Dual receptor antagonist demonstrated to be effective in reducing SBP

An investigational first-in-class dual angiotensin and endothelin receptor antagonist lowered systolic blood pressure (SBP) in patients with stage 1 and 2 hypertension in a phase 2a trial, reported Joel M. Neutel, MD, associate professor of medicine, University of California, Irvine, and medical director of clinical pharmacology, Orange County Research Center, Tustin, California. These results were presented at the 23rd Annual Scientific Meeting of the American Society of Hypertension, New Orleans, May 14–17, 2008.

An investigational first-in-class dual angiotensin and endothelin receptor antagonist lowered systolic blood pressure (SBP) in patients with stage 1 and 2 hypertension in a phase 2a trial, reported Joel M. Neutel, MD, associate professor of medicine, University of California, Irvine, and medical director of clinical pharmacology, Orange County Research Center, Tustin, California. These results were presented at the 23rd Annual Scientific Meeting of the American Society of Hypertension, New Orleans, May 14–17, 2008.
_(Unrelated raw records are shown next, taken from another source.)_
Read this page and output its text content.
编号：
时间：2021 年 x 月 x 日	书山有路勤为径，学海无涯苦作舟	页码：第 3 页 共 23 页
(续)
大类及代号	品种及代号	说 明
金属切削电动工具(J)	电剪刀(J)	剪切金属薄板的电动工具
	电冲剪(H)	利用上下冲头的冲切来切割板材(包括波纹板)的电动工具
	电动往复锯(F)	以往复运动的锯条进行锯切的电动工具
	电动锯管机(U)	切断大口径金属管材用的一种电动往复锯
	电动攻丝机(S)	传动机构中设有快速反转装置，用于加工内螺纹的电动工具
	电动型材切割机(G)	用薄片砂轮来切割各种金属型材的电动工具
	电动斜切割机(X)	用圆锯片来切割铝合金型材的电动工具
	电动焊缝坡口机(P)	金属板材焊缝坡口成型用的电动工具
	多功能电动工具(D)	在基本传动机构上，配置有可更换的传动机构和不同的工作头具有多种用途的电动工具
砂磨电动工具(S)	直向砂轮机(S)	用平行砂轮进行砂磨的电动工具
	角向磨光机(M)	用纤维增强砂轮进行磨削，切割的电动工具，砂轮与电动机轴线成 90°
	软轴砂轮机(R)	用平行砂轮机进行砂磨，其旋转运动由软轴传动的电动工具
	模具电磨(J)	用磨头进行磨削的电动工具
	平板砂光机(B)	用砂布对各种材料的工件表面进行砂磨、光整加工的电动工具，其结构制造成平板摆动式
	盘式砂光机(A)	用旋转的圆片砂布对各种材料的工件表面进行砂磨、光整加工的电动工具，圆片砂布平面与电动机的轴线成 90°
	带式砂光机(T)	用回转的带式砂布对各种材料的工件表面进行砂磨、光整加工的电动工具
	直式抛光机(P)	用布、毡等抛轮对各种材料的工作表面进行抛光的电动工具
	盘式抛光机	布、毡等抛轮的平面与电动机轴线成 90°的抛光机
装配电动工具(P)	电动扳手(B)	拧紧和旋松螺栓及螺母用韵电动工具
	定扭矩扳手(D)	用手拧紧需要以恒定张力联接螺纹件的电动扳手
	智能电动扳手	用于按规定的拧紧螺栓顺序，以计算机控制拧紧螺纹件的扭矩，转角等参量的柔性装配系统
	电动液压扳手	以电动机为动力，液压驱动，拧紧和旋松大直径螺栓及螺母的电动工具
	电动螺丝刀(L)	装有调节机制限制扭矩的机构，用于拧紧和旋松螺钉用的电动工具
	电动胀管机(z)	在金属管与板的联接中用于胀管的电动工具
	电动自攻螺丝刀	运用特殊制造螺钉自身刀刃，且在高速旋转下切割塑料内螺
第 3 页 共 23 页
The compound, PS433540, was studied in 114 patients with mean daytime ambulatory SBP of 140 to 179 mmHg (and a diastolic blood pressure [DBP] <110 mmHg). Patients were either newly diagnosed with hypertension or had been treated for hypertension previously. After a 3- to 4-week placebo washout, patients were randomized to PS433540 200 or 500 mg once daily or placebo for 4 weeks.

The analysis presented here included 93 patients with ambulatory blood pressure analyses. The primary end point was mean 24-hour ambulatory SBP, and the secondary end points were mean 24-hour ambulatory DBP and seated office blood pressure.

The reductions in mean 24-hour blood pressure from baseline were 12.2/9.3 mmHg (P<.001) in the group randomized to 200 mg of active treatment and 14.8/10.1 mmHg (P<.001) in those randomized to 500 mg. Patients in the placebo group experienced a 0.4-mmHg decline in SBP and a 0.30-mmHg increase in DBP.

The reductions from baseline in mean seated office blood pressure were 16.9/10.5 mmHg (P<.001) in the PS433540 200-mg group and 17.3/9.8 mmHg (P<.001) in the 500-mg group. Placebo recipients had a 4.2-mmHg decrease in mean seated office SBP and a 1.6-mmHg increase in mean seated office DBP.

The effect of the 500-mg dose of PS433540 is equivalent to the effect achieved by adding a second antihypertensive drug to monotherapy, said Dr Neutel.

SBP reduction during the last 2 hours of the dosing interval was 14.4 mmHg with the 500-mg dose, “almost as good as what you see for the mean of the entire period, suggesting that it’s a truly once-a-day agent,” Dr Neutel said.

PS433540 was generally well tolerated, with no cases of peripheral edema reported in the group assigned to 200 mg and 1 case reported in those assigned to 500 mg.